Le secteur aéronautique russe fait face à une turbulence sans précédent alors que la United Aircraft Corporation (UAC) a évincé les PDG de deux de ses principales filiales, Yakovlev et Tupolev. Ce remaniement fait suite à des retards de production, des sanctions occidentales et un incident récent impliquant l’un des avions phares de la Russie, le SJ-100, qui a pris feu après avoir atterri en Turquie.
Ce développement dramatique met en lumière les défis croissants au sein du programme de production d’avions domestiques de la Russie, alors que le pays s’efforce de remplacer sa flotte occidentale vieillissante.
Remaniement de la direction sous pression croissante
L’UAC a annoncé lundi le licenciement d’Andrei Boginsky, PDG de Yakovlev, et de Konstantin Timofeev, directeur général de Tupolev. Les deux entreprises ont récemment été intégrées à l’UAC sur ordre du président Vladimir Poutine pour rationaliser les opérations.
L’UAC assumera désormais le contrôle direct de Yakovlev et Tupolev, la corporation soulignant l’urgence d’accélérer la certification et la production en série des avions de ligne domestiques.
« La consolidation de la gestion au niveau de la société mère nous permet de concentrer nos ressources sur le respect des délais de production critiques », a déclaré l’UAC.
Conséquences de l’incident enflammé
Le changement de direction intervient juste quelques jours après qu’un jet SJ-100 — un pilier des ambitions de flotte intérieure de la Russie — a pris feu à son atterrissage en Turquie. Bien que tous les passagers aient été évacués en toute sécurité, l’incident a jeté un doute supplémentaire sur la fiabilité de l’industrie aéronautique russe.
Le SJ-100, auparavant connu sous le nom de Sukhoi Superjet 100, est central dans les efforts de la Russie pour contrer les sanctions limitant l’accès aux pièces d’Airbus et de Boeing.

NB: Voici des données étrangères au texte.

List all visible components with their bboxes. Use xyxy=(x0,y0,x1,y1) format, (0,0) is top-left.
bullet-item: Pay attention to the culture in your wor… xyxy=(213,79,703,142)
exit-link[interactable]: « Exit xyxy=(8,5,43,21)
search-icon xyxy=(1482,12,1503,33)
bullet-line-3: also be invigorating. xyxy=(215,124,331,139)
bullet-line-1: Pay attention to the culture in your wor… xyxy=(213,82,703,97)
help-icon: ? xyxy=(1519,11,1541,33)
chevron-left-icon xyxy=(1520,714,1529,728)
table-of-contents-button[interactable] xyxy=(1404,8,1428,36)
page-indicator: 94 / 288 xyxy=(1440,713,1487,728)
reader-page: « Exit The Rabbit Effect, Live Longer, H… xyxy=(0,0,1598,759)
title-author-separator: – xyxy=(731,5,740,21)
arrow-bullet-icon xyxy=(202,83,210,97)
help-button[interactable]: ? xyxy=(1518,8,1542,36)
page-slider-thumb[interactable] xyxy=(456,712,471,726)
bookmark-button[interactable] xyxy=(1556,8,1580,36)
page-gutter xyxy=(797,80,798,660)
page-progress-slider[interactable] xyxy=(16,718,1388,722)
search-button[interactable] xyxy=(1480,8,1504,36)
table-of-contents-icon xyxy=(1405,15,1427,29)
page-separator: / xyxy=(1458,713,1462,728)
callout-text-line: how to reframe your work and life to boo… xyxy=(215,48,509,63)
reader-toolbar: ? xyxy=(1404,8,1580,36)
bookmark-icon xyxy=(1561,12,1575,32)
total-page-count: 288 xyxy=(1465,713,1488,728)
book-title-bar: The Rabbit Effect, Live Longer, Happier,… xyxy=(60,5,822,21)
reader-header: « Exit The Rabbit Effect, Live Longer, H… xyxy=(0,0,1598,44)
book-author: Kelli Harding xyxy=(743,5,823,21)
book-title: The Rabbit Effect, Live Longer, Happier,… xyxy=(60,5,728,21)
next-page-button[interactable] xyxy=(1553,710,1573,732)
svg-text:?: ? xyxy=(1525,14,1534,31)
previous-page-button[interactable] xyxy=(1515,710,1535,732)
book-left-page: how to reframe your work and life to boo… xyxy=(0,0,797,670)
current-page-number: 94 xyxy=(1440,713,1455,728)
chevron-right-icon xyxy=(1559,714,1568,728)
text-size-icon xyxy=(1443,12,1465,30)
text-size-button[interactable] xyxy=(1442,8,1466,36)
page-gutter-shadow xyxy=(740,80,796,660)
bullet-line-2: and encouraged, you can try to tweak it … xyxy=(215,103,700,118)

Cependant, le programme a rencontré des revers significatifs, notamment des retards dans la certification et la production.
Implication du Premier ministre et critiques de l’industrie
Des rapports suggèrent que le Premier ministre Mikhail Mishustin a personnellement ordonné le licenciement de Boginsky, citant un « effondrement » du programme d’aviation civile de la Russie. Cependant, des versions contradictoires ont émergé, certains acteurs de l’industrie contestant cette affirmation.
Le timing de ces licenciements souligne la frustration croissante face à l’incapacité de la Russie à atteindre ses objectifs ambitieux. Le gouvernement a promis plus de 2,7 milliards de dollars pour développer des avions domestiques, mais des programmes comme le MC-21 — destiné à rivaliser avec les modèles Boeing 737 et Airbus A320 — ont connu des retards répétés, l’entrée en service étant désormais prévue pour 2025.
Les sanctions occidentales paralysent les progrès
L’industrie aéronautique russe a rencontré des difficultés depuis que l’invasion de l’Ukraine par le pays en 2022 a déclenché de sévères sanctions. Ces restrictions ont coupé l’accès à des composants essentiels pour les avions fabriqués en Occident, laissant près de la moitié de la flotte d’Airbus A320neo de la Russie clouée au sol en raison de problèmes de moteur.
Pour contrer ces défis, Moscou vise à produire 600 nouveaux avions d’ici 2030. Cependant, des questions demeurent quant à la capacité de l’industrie à atteindre cet objectif ambitieux au milieu des perturbations de la chaîne d’approvisionnement et des obstacles techniques.
Implications plus larges pour l’économie russe
La crise au sein du secteur aéronautique reflète des difficultés plus larges dans la base industrielle de la Russie sous sanctions. Les retards et la mauvaise gestion dans la production d’avions de ligne nationaux ont mis en évidence les problèmes systémiques au sein de la planification et de l’exécution économique du pays.
Conclusion
Les licenciements très médiatisés des hauts dirigeants de Yakovlev et Tupolev marquent un tournant critique pour les ambitions aéronautiques de la Russie. Avec le temps qui presse pour rénover sa flotte vieillissante, l’UAC fait face à une immense pression pour obtenir des résultats. Cependant, il reste à voir si ces changements de leadership seront suffisants pour surmonter les retards de production, les sanctions et les défis techniques.
Alors que Moscou s’efforce de reconstruire son industrie aéronautique, les enjeux sont élevés non seulement pour l’UAC mais aussi pour la position économique et géopolitique de la Russie sur la scène mondiale.